= Quadratic growth =

Mathematical proportionality to a square

In mathematics, a function or sequence is said to exhibit quadratic growth when its values are proportional to the square of the function argument or sequence position. "Quadratic growth" often means more generally "quadratic growth in the limit", as the argument or sequence position goes to infinity – in big Theta notation, $f(x)=\Theta(x^2)$. This can be defined both continuously (for a real-valued function of a real variable) or discretely (for a sequence of real numbers, i.e., real-valued function of an integer or natural number variable).

== Examples ==
Examples of quadratic growth include:
- Any quadratic polynomial.
- Certain integer sequences such as the triangular numbers. The $n$th triangular number has value $n(n+1)/2$, approximately $n^2/2$.

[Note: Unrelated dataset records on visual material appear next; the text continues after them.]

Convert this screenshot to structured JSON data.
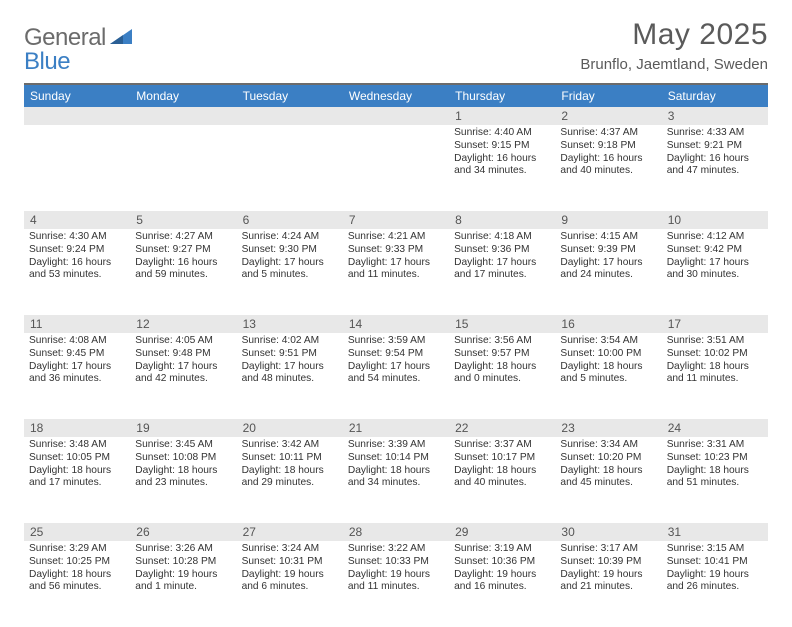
{
  "logo": {
    "part1": "General",
    "part2": "Blue"
  },
  "title": "May 2025",
  "location": "Brunflo, Jaemtland, Sweden",
  "colors": {
    "header_bar": "#3b7fc4",
    "daynum_bg": "#e8e8e8",
    "rule": "#6b6b6b",
    "text": "#333333",
    "title_text": "#5a5a5a",
    "logo_gray": "#6b6b6b",
    "logo_blue": "#3b7fc4",
    "background": "#ffffff"
  },
  "daysOfWeek": [
    "Sunday",
    "Monday",
    "Tuesday",
    "Wednesday",
    "Thursday",
    "Friday",
    "Saturday"
  ],
  "weeks": [
    [
      null,
      null,
      null,
      null,
      {
        "n": "1",
        "sr": "4:40 AM",
        "ss": "9:15 PM",
        "dl": "16 hours and 34 minutes."
      },
      {
        "n": "2",
        "sr": "4:37 AM",
        "ss": "9:18 PM",
        "dl": "16 hours and 40 minutes."
      },
      {
        "n": "3",
        "sr": "4:33 AM",
        "ss": "9:21 PM",
        "dl": "16 hours and 47 minutes."
      }
    ],
    [
      {
        "n": "4",
        "sr": "4:30 AM",
        "ss": "9:24 PM",
        "dl": "16 hours and 53 minutes."
      },
      {
        "n": "5",
        "sr": "4:27 AM",
        "ss": "9:27 PM",
        "dl": "16 hours and 59 minutes."
      },
      {
        "n": "6",
        "sr": "4:24 AM",
        "ss": "9:30 PM",
        "dl": "17 hours and 5 minutes."
      },
      {
        "n": "7",
        "sr": "4:21 AM",
        "ss": "9:33 PM",
        "dl": "17 hours and 11 minutes."
      },
      {
        "n": "8",
        "sr": "4:18 AM",
        "ss": "9:36 PM",
        "dl": "17 hours and 17 minutes."
      },
      {
        "n": "9",
        "sr": "4:15 AM",
        "ss": "9:39 PM",
        "dl": "17 hours and 24 minutes."
      },
      {
        "n": "10",
        "sr": "4:12 AM",
        "ss": "9:42 PM",
        "dl": "17 hours and 30 minutes."
      }
    ],
    [
      {
        "n": "11",
        "sr": "4:08 AM",
        "ss": "9:45 PM",
        "dl": "17 hours and 36 minutes."
      },
      {
        "n": "12",
        "sr": "4:05 AM",
        "ss": "9:48 PM",
        "dl": "17 hours and 42 minutes."
      },
      {
        "n": "13",
        "sr": "4:02 AM",
        "ss": "9:51 PM",
        "dl": "17 hours and 48 minutes."
      },
      {
        "n": "14",
        "sr": "3:59 AM",
        "ss": "9:54 PM",
        "dl": "17 hours and 54 minutes."
      },
      {
        "n": "15",
        "sr": "3:56 AM",
        "ss": "9:57 PM",
        "dl": "18 hours and 0 minutes."
      },
      {
        "n": "16",
        "sr": "3:54 AM",
        "ss": "10:00 PM",
        "dl": "18 hours and 5 minutes."
      },
      {
        "n": "17",
        "sr": "3:51 AM",
        "ss": "10:02 PM",
        "dl": "18 hours and 11 minutes."
      }
    ],
    [
      {
        "n": "18",
        "sr": "3:48 AM",
        "ss": "10:05 PM",
        "dl": "18 hours and 17 minutes."
      },
      {
        "n": "19",
        "sr": "3:45 AM",
        "ss": "10:08 PM",
        "dl": "18 hours and 23 minutes."
      },
      {
        "n": "20",
        "sr": "3:42 AM",
        "ss": "10:11 PM",
        "dl": "18 hours and 29 minutes."
      },
      {
        "n": "21",
        "sr": "3:39 AM",
        "ss": "10:14 PM",
        "dl": "18 hours and 34 minutes."
      },
      {
        "n": "22",
        "sr": "3:37 AM",
        "ss": "10:17 PM",
        "dl": "18 hours and 40 minutes."
      },
      {
        "n": "23",
        "sr": "3:34 AM",
        "ss": "10:20 PM",
        "dl": "18 hours and 45 minutes."
      },
      {
        "n": "24",
        "sr": "3:31 AM",
        "ss": "10:23 PM",
        "dl": "18 hours and 51 minutes."
      }
    ],
    [
      {
        "n": "25",
        "sr": "3:29 AM",
        "ss": "10:25 PM",
        "dl": "18 hours and 56 minutes."
      },
      {
        "n": "26",
        "sr": "3:26 AM",
        "ss": "10:28 PM",
        "dl": "19 hours and 1 minute."
      },
      {
        "n": "27",
        "sr": "3:24 AM",
        "ss": "10:31 PM",
        "dl": "19 hours and 6 minutes."
      },
      {
        "n": "28",
        "sr": "3:22 AM",
        "ss": "10:33 PM",
        "dl": "19 hours and 11 minutes."
      },
      {
        "n": "29",
        "sr": "3:19 AM",
        "ss": "10:36 PM",
        "dl": "19 hours and 16 minutes."
      },
      {
        "n": "30",
        "sr": "3:17 AM",
        "ss": "10:39 PM",
        "dl": "19 hours and 21 minutes."
      },
      {
        "n": "31",
        "sr": "3:15 AM",
        "ss": "10:41 PM",
        "dl": "19 hours and 26 minutes."
      }
    ]
  ],
  "labels": {
    "sunrise": "Sunrise:",
    "sunset": "Sunset:",
    "daylight": "Daylight:"
  }
}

For a real function of a real variable, quadratic growth is equivalent to the second derivative being constant (i.e., the third derivative being zero), and thus functions with quadratic growth are exactly the quadratic polynomials, as these are the kernel of the third derivative operator $D^3$. Similarly, for a sequence (a real function of an integer or natural number variable), quadratic growth is equivalent to the second finite difference being constant (the third finite difference being zero), and thus a sequence with quadratic growth is also a quadratic polynomial. Indeed, an integer-valued sequence with quadratic growth is a polynomial in the zeroth, first, and second binomial coefficient with integer values. The coefficients can be determined by taking the Taylor polynomial (if continuous) or Newton polynomial (if discrete).

Algorithmic examples include:
- The amount of time taken in the worst case by certain algorithms, such as insertion sort, as a function of the input length.
- The numbers of live cells in space-filling cellular automaton patterns such as the breeder, as a function of the number of time steps for which the pattern is simulated.
- Metcalfe's law stating that the value of a communications network grows quadratically as a function of its number of users.